There is a primary school and a secondary school (St. Michaels Community College) in the village and a further primary school in the townland of Cahermurphy.

==Sport==
Kilmihil GAA club won the Clare Senior Football Championship in 1980, its sole victory in the championship's history.

Kilmihil's soccer club is named St. Pat's.

Olympians Thomas O'Donahue and Michael Ryan were born in Kilmihil. Kilmihil Athletic Club founded in 1942 is one of the oldest active athletics clubs in County Clare..

Clare senior football team manager Colm Collins is from Kilmihil.

==Events==
Kilmihil conducts an annual "Festival of Fun" every year over the August Bank Holiday weekend. It includes a parade, a vintage rally, a raft race on Knockalough Lake and various other activities.

==Parishes==
The Catholic parish of Kilmihil is part of the Roman Catholic Diocese of Killaloe. The parish church is St Michael's, Kilmihil.
Kilmihil is one of the larger parishes in West Clare. It is well known for its Holy Shrine to St Michael, which attracts pilgrims due to its holy water.

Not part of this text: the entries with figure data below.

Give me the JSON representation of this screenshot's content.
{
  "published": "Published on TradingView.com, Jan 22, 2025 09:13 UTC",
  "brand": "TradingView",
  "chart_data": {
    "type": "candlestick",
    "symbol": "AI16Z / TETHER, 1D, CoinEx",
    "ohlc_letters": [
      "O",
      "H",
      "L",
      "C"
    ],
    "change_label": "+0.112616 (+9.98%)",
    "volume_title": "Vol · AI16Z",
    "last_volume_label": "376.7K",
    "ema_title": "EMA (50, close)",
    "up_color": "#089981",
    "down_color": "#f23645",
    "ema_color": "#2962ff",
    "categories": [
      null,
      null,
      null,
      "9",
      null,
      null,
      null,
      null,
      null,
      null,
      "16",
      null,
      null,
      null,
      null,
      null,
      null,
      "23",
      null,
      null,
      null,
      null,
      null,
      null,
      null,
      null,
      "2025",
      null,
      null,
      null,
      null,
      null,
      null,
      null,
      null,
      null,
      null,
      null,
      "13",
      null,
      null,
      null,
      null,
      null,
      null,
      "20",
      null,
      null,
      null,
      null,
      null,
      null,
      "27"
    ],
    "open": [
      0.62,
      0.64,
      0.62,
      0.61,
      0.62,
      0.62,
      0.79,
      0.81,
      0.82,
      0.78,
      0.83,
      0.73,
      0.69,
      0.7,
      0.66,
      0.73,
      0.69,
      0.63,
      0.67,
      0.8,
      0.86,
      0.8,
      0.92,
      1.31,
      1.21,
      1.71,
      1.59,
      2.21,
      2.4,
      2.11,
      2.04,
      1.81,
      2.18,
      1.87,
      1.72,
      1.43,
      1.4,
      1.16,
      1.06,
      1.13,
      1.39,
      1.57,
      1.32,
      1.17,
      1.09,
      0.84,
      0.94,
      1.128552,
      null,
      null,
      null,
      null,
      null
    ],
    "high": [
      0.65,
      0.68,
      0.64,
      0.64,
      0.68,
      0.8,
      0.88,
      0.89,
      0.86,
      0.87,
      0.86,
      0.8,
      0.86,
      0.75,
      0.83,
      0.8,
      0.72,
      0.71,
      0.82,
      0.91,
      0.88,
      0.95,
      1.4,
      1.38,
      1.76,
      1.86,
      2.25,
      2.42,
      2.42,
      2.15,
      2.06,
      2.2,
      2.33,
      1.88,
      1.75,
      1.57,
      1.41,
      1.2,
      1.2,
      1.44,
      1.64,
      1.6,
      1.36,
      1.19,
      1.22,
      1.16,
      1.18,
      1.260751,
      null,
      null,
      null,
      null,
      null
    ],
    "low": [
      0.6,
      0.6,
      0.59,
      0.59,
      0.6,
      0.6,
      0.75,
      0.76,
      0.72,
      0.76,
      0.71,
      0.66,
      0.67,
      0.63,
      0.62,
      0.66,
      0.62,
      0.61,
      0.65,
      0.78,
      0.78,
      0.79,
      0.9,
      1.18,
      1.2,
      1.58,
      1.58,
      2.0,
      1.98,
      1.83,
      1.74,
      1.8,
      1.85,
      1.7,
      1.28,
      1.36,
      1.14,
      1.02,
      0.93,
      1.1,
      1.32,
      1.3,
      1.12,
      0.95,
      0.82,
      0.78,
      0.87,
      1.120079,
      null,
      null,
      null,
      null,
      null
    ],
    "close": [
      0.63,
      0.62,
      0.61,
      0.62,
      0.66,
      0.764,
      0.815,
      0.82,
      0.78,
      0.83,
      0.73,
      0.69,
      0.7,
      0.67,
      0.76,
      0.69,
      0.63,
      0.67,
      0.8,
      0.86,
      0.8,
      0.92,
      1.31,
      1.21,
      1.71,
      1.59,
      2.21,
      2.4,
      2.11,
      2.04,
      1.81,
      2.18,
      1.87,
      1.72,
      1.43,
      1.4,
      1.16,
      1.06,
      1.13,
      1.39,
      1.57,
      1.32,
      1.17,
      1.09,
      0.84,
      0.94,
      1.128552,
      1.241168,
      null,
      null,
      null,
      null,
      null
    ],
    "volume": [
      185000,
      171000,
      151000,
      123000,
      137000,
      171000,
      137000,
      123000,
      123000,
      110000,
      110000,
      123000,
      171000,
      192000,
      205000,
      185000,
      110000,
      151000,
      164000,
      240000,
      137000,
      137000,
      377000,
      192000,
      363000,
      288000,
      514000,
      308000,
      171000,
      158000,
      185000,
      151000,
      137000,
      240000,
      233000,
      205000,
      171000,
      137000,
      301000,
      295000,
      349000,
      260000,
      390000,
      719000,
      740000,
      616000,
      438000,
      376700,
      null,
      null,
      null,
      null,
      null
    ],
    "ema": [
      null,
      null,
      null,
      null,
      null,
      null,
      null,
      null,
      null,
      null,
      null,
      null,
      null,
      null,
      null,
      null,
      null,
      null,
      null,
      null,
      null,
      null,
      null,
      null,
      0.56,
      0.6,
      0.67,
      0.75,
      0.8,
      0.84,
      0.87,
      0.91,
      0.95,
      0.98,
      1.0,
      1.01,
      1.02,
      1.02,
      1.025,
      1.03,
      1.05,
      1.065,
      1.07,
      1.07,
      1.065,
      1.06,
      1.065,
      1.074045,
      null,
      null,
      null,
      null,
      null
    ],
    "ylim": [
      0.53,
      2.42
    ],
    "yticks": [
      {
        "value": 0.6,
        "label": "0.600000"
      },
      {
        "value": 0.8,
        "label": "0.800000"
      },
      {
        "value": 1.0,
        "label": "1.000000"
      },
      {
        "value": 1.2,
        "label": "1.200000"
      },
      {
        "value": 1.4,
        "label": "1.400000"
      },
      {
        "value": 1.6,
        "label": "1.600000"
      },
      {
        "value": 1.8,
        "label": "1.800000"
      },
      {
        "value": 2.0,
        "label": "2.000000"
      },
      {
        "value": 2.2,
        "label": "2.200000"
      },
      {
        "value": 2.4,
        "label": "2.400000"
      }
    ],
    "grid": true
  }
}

The civil parish is part of the historical barony of Clonderalaw. There are 22 townlands in the civil parish. The townlands are Ahaga, Ballydineen, Boulynameal, Carraige, Cahercanavan, Cahermurphy, Castlepark, Cloonakilla, Cragg, Glenmore, Greygrove, Kiltumper, Knockalough, Knockmore, Lack East, Lack West, Lacken, Lietrim, Lissenair, Sorrel Island, Shyan.

==In popular culture==
Kilmihil is mentioned in several books. O Come Ye Back to Ireland: Our First Year in County Clare, a memoir in which Niall Williams and Christine Breen, describe an Irish/American couple's move from New York back to the cottage of their forebears. (and subsequent books When Summer's in the Meadow and The Luck of the Irish). Kilmihil and environs are also the backdrop for the Born In trilogy by Nora Roberts.